A condição de extraterritorialidade do analista, apontada por ele, permite furar a lógica institucional guiada por significantes mestres que coletivizam, introduzindo a dimensão do laço via transferência, precipitando assim a fenda por onde emerge a condição desejante.
A partir da sustentação de um lugar cuja causa inicial é a divisão subjetiva, Alvaro indica que uma ação fundamentada na transferência é também uma ação política. Em que medida podemos assim concebê-la?
Algumas outras questões para abrir o debate com Alvaro:
Como aqueles sujeitos, exiliados de sua própria enunciação, puderam romper o silêncio a partir do que Alvaro chama de “obra da transferência”? Nesse sentido, talvez ele possa nos falar sobre as oficinas de reflexão para idosos, o que delas se pôde extrair no um-a-um do caso. Como dizer um pouco mais sobre a dimensão política dessa experiência seguindo os fios da transferência?

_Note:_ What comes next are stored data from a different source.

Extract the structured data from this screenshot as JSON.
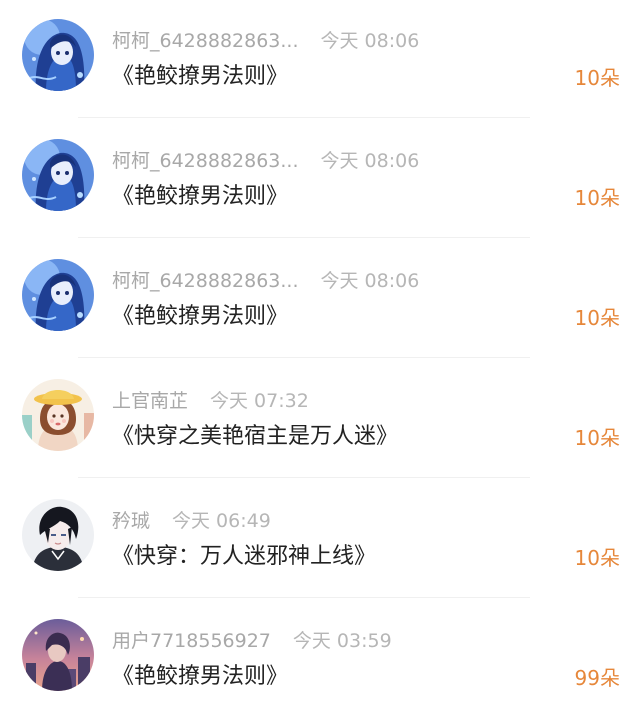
{
  "gift_list": [
    {
      "name": "柯柯_6428882863...",
      "time": "今天 08:06",
      "book": "《艳鲛撩男法则》",
      "amount": "10朵",
      "avatar": "blue-anime-girl-avatar"
    },
    {
      "name": "柯柯_6428882863...",
      "time": "今天 08:06",
      "book": "《艳鲛撩男法则》",
      "amount": "10朵",
      "avatar": "blue-anime-girl-avatar"
    },
    {
      "name": "柯柯_6428882863...",
      "time": "今天 08:06",
      "book": "《艳鲛撩男法则》",
      "amount": "10朵",
      "avatar": "blue-anime-girl-avatar"
    },
    {
      "name": "上官南芷",
      "time": "今天 07:32",
      "book": "《快穿之美艳宿主是万人迷》",
      "amount": "10朵",
      "avatar": "girl-yellow-hat-avatar"
    },
    {
      "name": "矜珹",
      "time": "今天 06:49",
      "book": "《快穿：万人迷邪神上线》",
      "amount": "10朵",
      "avatar": "dark-hair-boy-avatar"
    },
    {
      "name": "用户7718556927",
      "time": "今天 03:59",
      "book": "《艳鲛撩男法则》",
      "amount": "99朵",
      "avatar": "sunset-figure-avatar"
    }
  ],
  "colors": {
    "amount": "#e6873a",
    "name": "#a8a8a8",
    "time": "#b6b6b6",
    "book": "#222222"
  }
}
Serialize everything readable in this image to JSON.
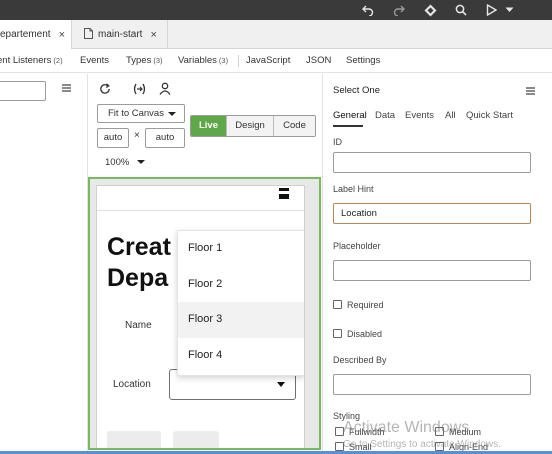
{
  "toolbar": {
    "icons": [
      "undo-icon",
      "redo-icon",
      "component-icon",
      "search-icon",
      "play-icon",
      "chevron-down-icon"
    ]
  },
  "tabs": [
    {
      "label": "epartement",
      "close": "×",
      "active": true
    },
    {
      "label": "main-start",
      "close": "×",
      "active": false
    }
  ],
  "subnav": {
    "event_listeners": {
      "label": "ent Listeners",
      "count": "(2)"
    },
    "events": {
      "label": "Events"
    },
    "types": {
      "label": "Types",
      "count": "(3)"
    },
    "variables": {
      "label": "Variables",
      "count": "(3)"
    },
    "javascript": {
      "label": "JavaScript"
    },
    "json": {
      "label": "JSON"
    },
    "settings": {
      "label": "Settings"
    }
  },
  "designer": {
    "fit_mode": "Fit to Canvas",
    "width_value": "auto",
    "height_value": "auto",
    "times": "×",
    "zoom": "100%",
    "modes": [
      "Live",
      "Design",
      "Code"
    ],
    "active_mode": "Live"
  },
  "page": {
    "title_line1": "Creat",
    "title_line2": "Depa",
    "name_label": "Name",
    "location_label": "Location",
    "dropdown_options": [
      "Floor 1",
      "Floor 2",
      "Floor 3",
      "Floor 4"
    ],
    "hovered_option": "Floor 3"
  },
  "properties": {
    "component": "Select One",
    "tabs": [
      "General",
      "Data",
      "Events",
      "All",
      "Quick Start"
    ],
    "active_tab": "General",
    "id_label": "ID",
    "id_value": "",
    "label_hint_label": "Label Hint",
    "label_hint_value": "Location",
    "placeholder_label": "Placeholder",
    "placeholder_value": "",
    "required_label": "Required",
    "disabled_label": "Disabled",
    "described_by_label": "Described By",
    "described_by_value": "",
    "styling_label": "Styling",
    "styling_options": [
      "Fullwidth",
      "Medium",
      "Small",
      "Align-End"
    ]
  },
  "watermark": {
    "line1": "Activate Windows",
    "line2": "Go to Settings to activate Windows."
  },
  "colors": {
    "topbar": "#3a3a3a",
    "accent_green": "#5ea84a",
    "canvas_border": "#78b95a",
    "focus_border": "#b8875a"
  }
}
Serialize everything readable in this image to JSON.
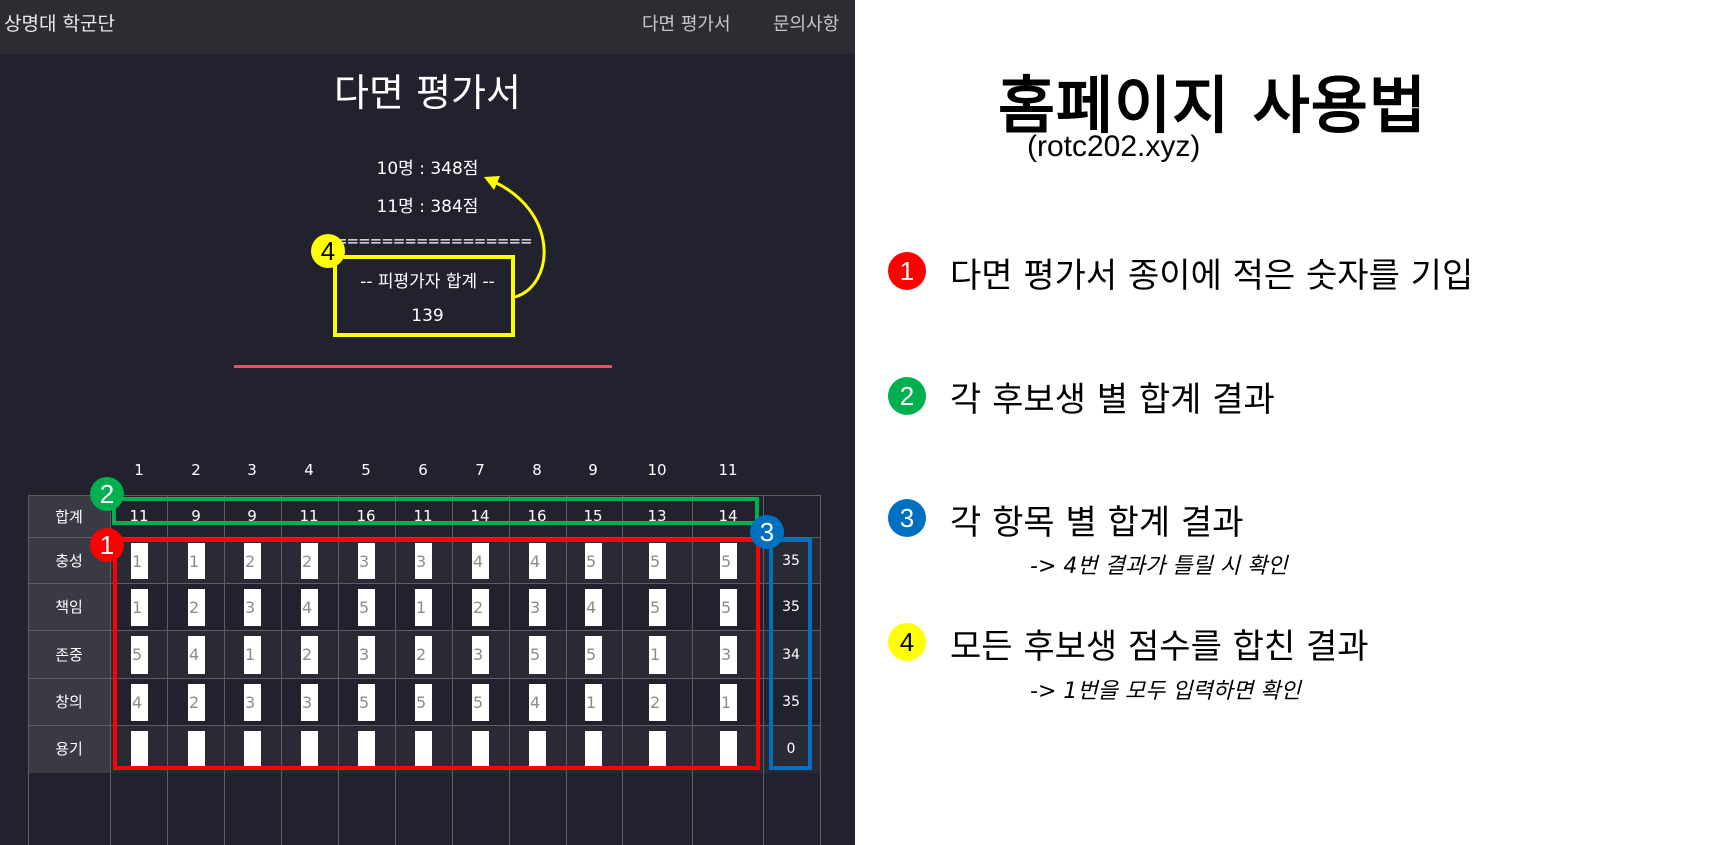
{
  "navbar": {
    "brand": "상명대 학군단",
    "links": [
      "다면 평가서",
      "문의사항"
    ]
  },
  "page_title": "다면 평가서",
  "scores": [
    "10명 : 348점",
    "11명 : 384점"
  ],
  "divider": "==================",
  "total_label": "-- 피평가자 합계 --",
  "total_value": "139",
  "columns": [
    "1",
    "2",
    "3",
    "4",
    "5",
    "6",
    "7",
    "8",
    "9",
    "10",
    "11"
  ],
  "rows": [
    {
      "label": "합계",
      "values": [
        "11",
        "9",
        "9",
        "11",
        "16",
        "11",
        "14",
        "16",
        "15",
        "13",
        "14"
      ],
      "total": ""
    },
    {
      "label": "충성",
      "values": [
        "1",
        "1",
        "2",
        "2",
        "3",
        "3",
        "4",
        "4",
        "5",
        "5",
        "5"
      ],
      "total": "35"
    },
    {
      "label": "책임",
      "values": [
        "1",
        "2",
        "3",
        "4",
        "5",
        "1",
        "2",
        "3",
        "4",
        "5",
        "5"
      ],
      "total": "35"
    },
    {
      "label": "존중",
      "values": [
        "5",
        "4",
        "1",
        "2",
        "3",
        "2",
        "3",
        "5",
        "5",
        "1",
        "3"
      ],
      "total": "34"
    },
    {
      "label": "창의",
      "values": [
        "4",
        "2",
        "3",
        "3",
        "5",
        "5",
        "5",
        "4",
        "1",
        "2",
        "1"
      ],
      "total": "35"
    },
    {
      "label": "용기",
      "values": [
        "",
        "",
        "",
        "",
        "",
        "",
        "",
        "",
        "",
        "",
        ""
      ],
      "total": "0"
    }
  ],
  "annotations": {
    "badges": [
      "1",
      "2",
      "3",
      "4"
    ],
    "colors": {
      "red": "#ff0000",
      "green": "#00b050",
      "blue": "#0070c0",
      "yellow": "#ffff00"
    }
  },
  "guide": {
    "title": "홈페이지 사용법",
    "url": "(rotc202.xyz)",
    "steps": [
      {
        "num": "1",
        "text": "다면 평가서 종이에 적은 숫자를 기입",
        "sub": ""
      },
      {
        "num": "2",
        "text": "각 후보생 별 합계 결과",
        "sub": ""
      },
      {
        "num": "3",
        "text": "각 항목 별 합계 결과",
        "sub": "-> 4번 결과가 틀릴 시 확인"
      },
      {
        "num": "4",
        "text": "모든 후보생 점수를 합친 결과",
        "sub": "-> 1번을 모두 입력하면 확인"
      }
    ]
  }
}
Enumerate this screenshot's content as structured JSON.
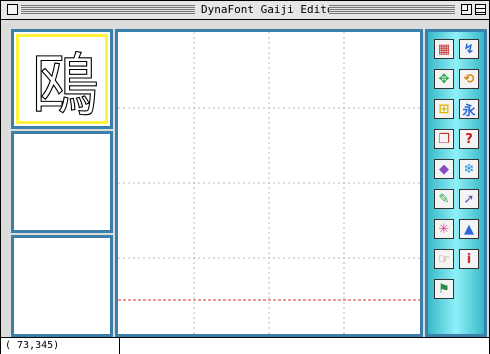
{
  "window": {
    "title": "DynaFont Gaiji Editor"
  },
  "preview": {
    "glyph_char": "鴎"
  },
  "toolbar": {
    "tools": [
      {
        "icon": "grid-edit-icon",
        "glyph": "▦",
        "color": "#c83232"
      },
      {
        "icon": "select-figure-icon",
        "glyph": "↯",
        "color": "#2a6ad8"
      },
      {
        "icon": "move-points-icon",
        "glyph": "✥",
        "color": "#2aa84a"
      },
      {
        "icon": "rotate-icon",
        "glyph": "⟲",
        "color": "#d88a1a"
      },
      {
        "icon": "add-glyph-icon",
        "glyph": "⊞",
        "color": "#e0b400"
      },
      {
        "icon": "kanji-stroke-icon",
        "glyph": "永",
        "color": "#2a6ad8"
      },
      {
        "icon": "copy-glyph-icon",
        "glyph": "❐",
        "color": "#c83232"
      },
      {
        "icon": "help-icon",
        "glyph": "?",
        "color": "#c81818"
      },
      {
        "icon": "shape-tool-icon",
        "glyph": "◆",
        "color": "#8a4ac8"
      },
      {
        "icon": "snowflake-tool-icon",
        "glyph": "❄",
        "color": "#2a98d8"
      },
      {
        "icon": "brush-icon",
        "glyph": "✎",
        "color": "#2aa84a"
      },
      {
        "icon": "arrow-tool-icon",
        "glyph": "➚",
        "color": "#6a4ab8"
      },
      {
        "icon": "transform-icon",
        "glyph": "✳",
        "color": "#d8448a"
      },
      {
        "icon": "paint-bucket-icon",
        "glyph": "▲",
        "color": "#2a6ad8"
      },
      {
        "icon": "hand-tool-icon",
        "glyph": "☞",
        "color": "#b8742a"
      },
      {
        "icon": "info-icon",
        "glyph": "i",
        "color": "#c83232"
      },
      {
        "icon": "run-icon",
        "glyph": "⚑",
        "color": "#2a8a48"
      }
    ]
  },
  "status": {
    "coordinates": "( 73,345)"
  }
}
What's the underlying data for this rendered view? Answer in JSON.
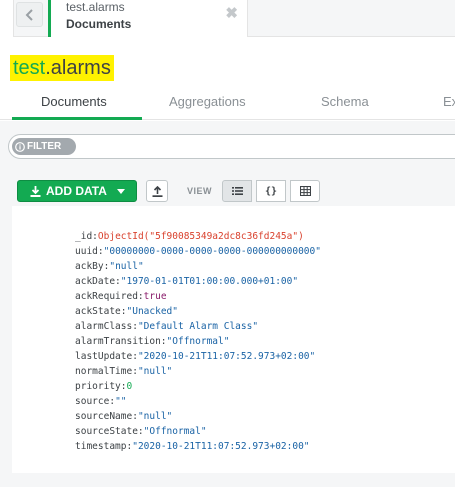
{
  "tab": {
    "namespace": "test.alarms",
    "subtitle": "Documents",
    "close_symbol": "✖"
  },
  "title": {
    "db": "test",
    "dot_coll": ".alarms"
  },
  "collection_tabs": [
    "Documents",
    "Aggregations",
    "Schema",
    "Ex"
  ],
  "filter": {
    "pill_label": "FILTER"
  },
  "toolbar": {
    "add_label": "ADD DATA",
    "view_label": "VIEW",
    "json_view_symbol": "{}"
  },
  "document": {
    "fields": [
      {
        "key": "_id",
        "value": "ObjectId(\"5f90085349a2dc8c36fd245a\")",
        "type": "oid"
      },
      {
        "key": "uuid",
        "value": "\"00000000-0000-0000-0000-000000000000\"",
        "type": "str"
      },
      {
        "key": "ackBy",
        "value": "\"null\"",
        "type": "str"
      },
      {
        "key": "ackDate",
        "value": "\"1970-01-01T01:00:00.000+01:00\"",
        "type": "str"
      },
      {
        "key": "ackRequired",
        "value": "true",
        "type": "bool"
      },
      {
        "key": "ackState",
        "value": "\"Unacked\"",
        "type": "str"
      },
      {
        "key": "alarmClass",
        "value": "\"Default Alarm Class\"",
        "type": "str"
      },
      {
        "key": "alarmTransition",
        "value": "\"Offnormal\"",
        "type": "str"
      },
      {
        "key": "lastUpdate",
        "value": "\"2020-10-21T11:07:52.973+02:00\"",
        "type": "str"
      },
      {
        "key": "normalTime",
        "value": "\"null\"",
        "type": "str"
      },
      {
        "key": "priority",
        "value": "0",
        "type": "num"
      },
      {
        "key": "source",
        "value": "\"\"",
        "type": "str"
      },
      {
        "key": "sourceName",
        "value": "\"null\"",
        "type": "str"
      },
      {
        "key": "sourceState",
        "value": "\"Offnormal\"",
        "type": "str"
      },
      {
        "key": "timestamp",
        "value": "\"2020-10-21T11:07:52.973+02:00\"",
        "type": "str"
      }
    ]
  },
  "colors": {
    "accent": "#13aa52",
    "highlight": "#fff200",
    "string": "#1a63a5",
    "objectid": "#d9412d",
    "bool": "#8a1c6b"
  }
}
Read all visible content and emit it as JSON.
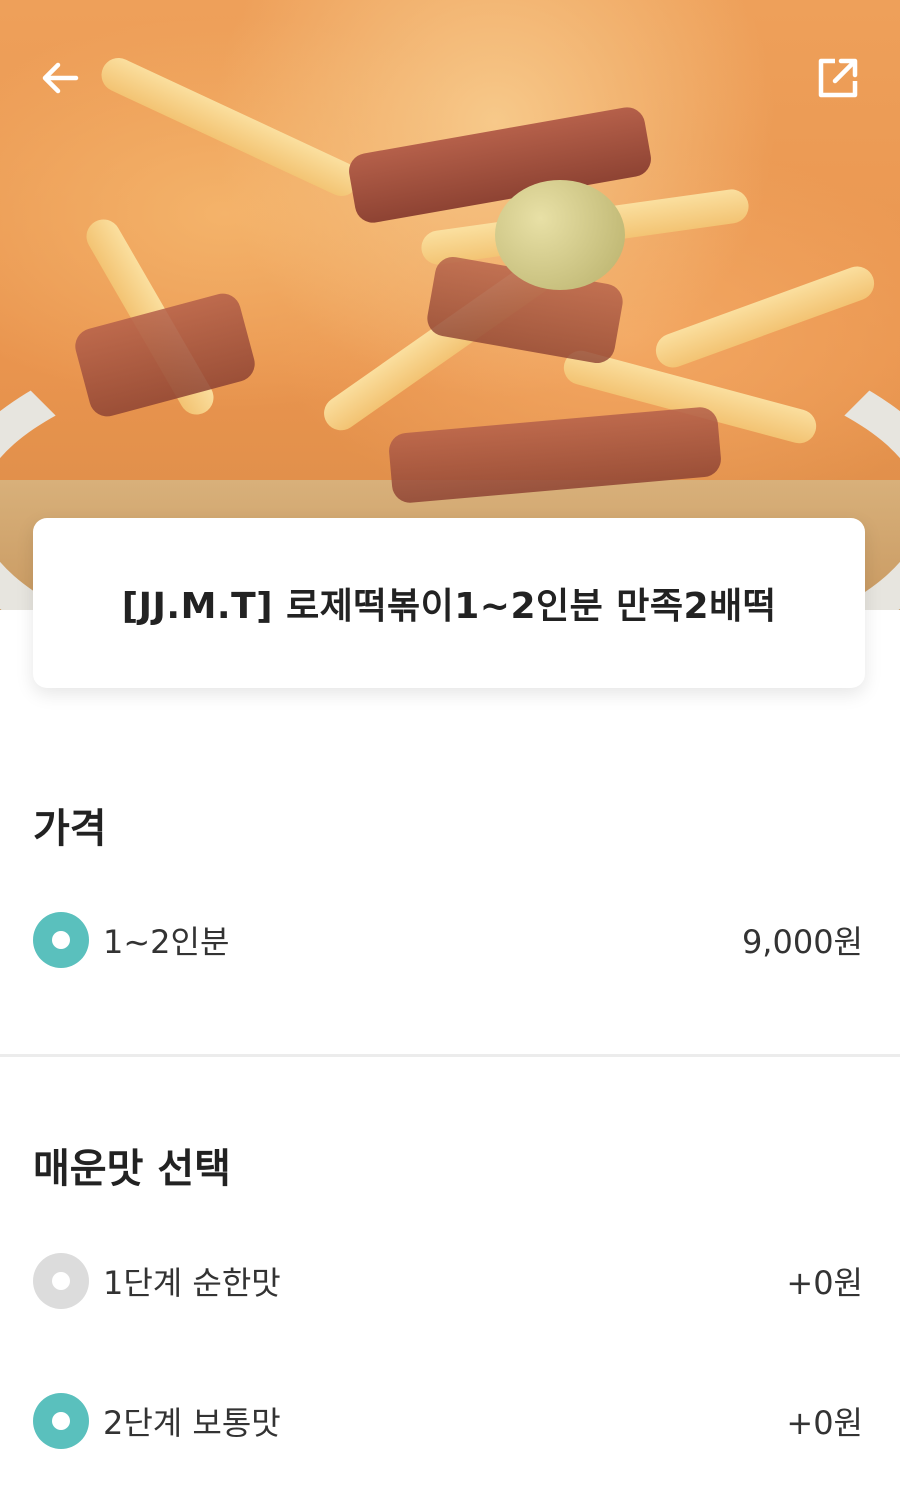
{
  "header": {
    "back_icon": "arrow-left-icon",
    "share_icon": "share-external-icon"
  },
  "product": {
    "title": "[JJ.M.T] 로제떡볶이1~2인분 만족2배떡"
  },
  "price_section": {
    "title": "가격",
    "options": [
      {
        "label": "1~2인분",
        "price": "9,000원",
        "selected": true
      }
    ]
  },
  "spice_section": {
    "title": "매운맛 선택",
    "options": [
      {
        "label": "1단계 순한맛",
        "price": "+0원",
        "selected": false
      },
      {
        "label": "2단계 보통맛",
        "price": "+0원",
        "selected": true
      }
    ]
  },
  "colors": {
    "accent": "#5ac0bd",
    "radio_off": "#dcdcdc"
  }
}
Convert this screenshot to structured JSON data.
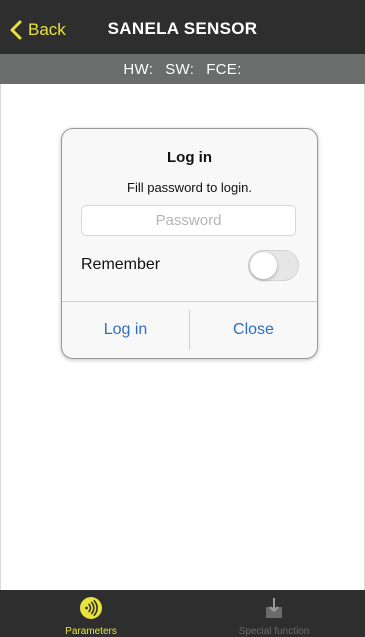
{
  "navbar": {
    "back_label": "Back",
    "title": "SANELA SENSOR"
  },
  "infobar": {
    "hw_label": "HW:",
    "sw_label": "SW:",
    "fce_label": "FCE:"
  },
  "dialog": {
    "title": "Log in",
    "message": "Fill password to login.",
    "password_placeholder": "Password",
    "password_value": "",
    "remember_label": "Remember",
    "remember_on": false,
    "login_button": "Log in",
    "close_button": "Close"
  },
  "tabbar": {
    "tabs": [
      {
        "label": "Parameters",
        "icon": "nfc-icon",
        "active": true
      },
      {
        "label": "Special function",
        "icon": "download-icon",
        "active": false
      }
    ]
  },
  "colors": {
    "accent_yellow": "#e8e23c",
    "bar_dark": "#2e2e2e",
    "infobar_gray": "#6b6d6d",
    "link_blue": "#2f6fbf"
  }
}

O que dela se extraiu na relação entre o analista da experiência e o inconsciente político?
Por fim, transcorridos alguns anos daquela experiência, atravessado o plano das identificações, assim nos pareceu, como conceber uma ação lacaniana na perspectiva de uma “identificação dessegregativa”[2]?
[1] Miller, J.-A., Curso de Orientação lacaniana III, “Um esforço de poesia”, 5 de março de 2003, inédito.
[2] Laurent, E., “Política do passe e identificação dessegregativas”, Opção Lacaniana, Revista Brasileira Internacional de Psicanálise, Nº 82, abril 2020, p. 47-57.